Here are some key takeaways from the Ford pronouncements:
Rather than being a novelty, self-driving cars will start being a regular sight on the highways by 2021.
Most of the first self-driving automobiles will be conventional cars or hybrids, rather than full electric vehicles.
The first self-driving cars on the road will be heavily geared towards ride-sharing fleets and package-delivery services, rather than vehicles sold to the general consumer market.
Self-driving technology will be too expensive for individual ownership – at least until 2025 or beyond.
Several additional predictions from other industry observers are also worth noting:
Johana Bhuiyan of Vox Media’s Recode predicts that the price of ride-hailing services like Lyft or Uber will decline because of lower human resources requirements (drivers), thanks to self-driving vehicles.
Brian Johnson, an analyst at Barclays, believes that once self-driving vehicles are in widespread use, auto sales will decline precipitously (as in nearly 40%), as more people come to rely on ride-hailing services that are priced significantly more affordably than taxi or ride-hailing services have been up to now.
If these predictions are accurate, it means that the biggest advancement in consumer transportation since the inception of the automobile itself is right on our doorstep.
Those of us “of a certain age” can remember the days of the Big Three U.S. auto makers.
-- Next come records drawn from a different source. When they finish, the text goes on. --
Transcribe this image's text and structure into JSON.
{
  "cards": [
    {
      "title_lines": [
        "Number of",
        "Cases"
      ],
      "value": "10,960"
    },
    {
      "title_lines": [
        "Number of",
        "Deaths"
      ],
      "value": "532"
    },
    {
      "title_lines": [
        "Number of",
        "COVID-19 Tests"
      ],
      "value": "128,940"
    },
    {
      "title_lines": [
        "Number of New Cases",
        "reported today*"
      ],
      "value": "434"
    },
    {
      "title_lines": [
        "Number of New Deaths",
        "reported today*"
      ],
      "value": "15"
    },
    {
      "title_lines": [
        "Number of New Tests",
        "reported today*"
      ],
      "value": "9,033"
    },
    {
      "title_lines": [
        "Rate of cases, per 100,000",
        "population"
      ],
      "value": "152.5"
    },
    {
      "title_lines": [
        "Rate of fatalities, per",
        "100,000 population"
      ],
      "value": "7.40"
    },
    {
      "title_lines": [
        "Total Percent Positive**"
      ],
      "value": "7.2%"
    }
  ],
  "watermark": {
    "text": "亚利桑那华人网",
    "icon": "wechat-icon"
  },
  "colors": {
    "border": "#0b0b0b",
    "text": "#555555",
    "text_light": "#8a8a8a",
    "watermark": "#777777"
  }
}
Each of them had a full brand lineup of vehicles designed to accompany a car owner’s pursuit of the American dream. For each step up the corporate or status ladder, there was a car perfectly suited for the event.
General Motors had its five “ascending” brands: Chevrolet, Pontiac, Oldsmobile, Buick and Cadillac. Rival Chrysler Corporation had its five auto brands that tracked neatly with GMs: Plymouth, Dodge, DeSoto, Chrysler and Imperial.
Ford Motor was a bit different in that it had only three flagship brands – Ford, Mercury and Lincoln – but the idea was the same. Capture the consumer at the very beginning … and stay with him or her for years thereafter. When I was growing up, I can recall friends who came from a GM family, a Ford family or a Chrysler family – such was the affinity and loyalty people felt for “their” car companies.
Fast-forward to today, and the picture is completely scrambled. Not only has the prestige – and market share – of the U.S. car companies plummeted in the face of strong competition from foreign-based car rivals, but the brand offerings of the Big Three [sic] have been telescoped severely.
GM is now down to three flagship car brands (Chevy, Buick and Cadillac), while Ford and Chrysler are down to two each (Ford and Lincoln … Chrysler and Dodge).
The rationale for the recent decisions to jettison brands was to gain better control over operating expenses. Moreover, the amount of true difference between some of the brands was modest at best. So the goal of the auto makers has been to retain the loyalty of buyers and shift them to the remaining brands, thereby controlling operating costs while keeping customers in the fold
How’s that working out for everyone?
Well … not exactly as planned. General Motors dropped Pontiac, Saturn and Hummer in the latest round of brand downsizing in 2009, but had hoped to keep most of the buyers of those vehicles in the GM family. Reportedly, there are ~3 million of these vehicles on the roads today. However, the Detroit News is reporting that a majority of these owners are opting for non-GM products when they’re in the market for a new vehicle – brands such as Honda, Nissan and Toyota.
Hummer owners staying with GM: ~39%
Pontiac owners staying with GM: ~36%
Saturn owners staying with GM: ~26%
These figures compare to an industry-wide brand retention rate of ~48%.
The statistics on Saturn are probably the least surprising. After all, Saturn was promoted as “a new kind of car company” – presumably in stark contrast to other GM car brands as much as any rivals. It stands to reason that Saturn owners would probably find almost any other company preferable than staying with GM.
GM has certainly tried to keep its customers from straying – including offering special deals such as one-year free maintenance programs, discounts on new GM auto purchases, offers to test-drive GM cars, and special invitations and events to introduce customers to new GM dealers.
Some industry observers feel that GM miscalculated to a degree, in that the three brands dropped by the company had a measure of distinctness that is difficult to replicate in the remaining GM brands. J.D. Power’s Executive Director of U.S. Automotive Research, Steve Witten has noted, “The truth of the matter is they didn’t have many options for people to stay in the GM family. Now, there are holes.”
[It didn’t help either that some Saturn dealerships jumped the GM ship when the brand went away – taking many of their customers with them.]
What about Ford Motor’s experience in dropping the Mercury brand from its lineup? It turns out the news for them has been better. In fact, Ford has managed to hold on to ~46% of Mercury customers.
Ironically, the company has benefited from what might normally be considered a brand weakness: the Ford and Mercury lines had very little differentiation between them. Thus, it has proven easier to shift Mercury owners to Ford vehicles as an alternative.
Chrysler went through its auto brand downsizing a bit earlier … the Imperial nameplate disappeared back in the 1980s (I know: I owned one of the last models manufactured) … while the Plymouth brand bit the dust seven years prior to the 2009 economic near-meltdown.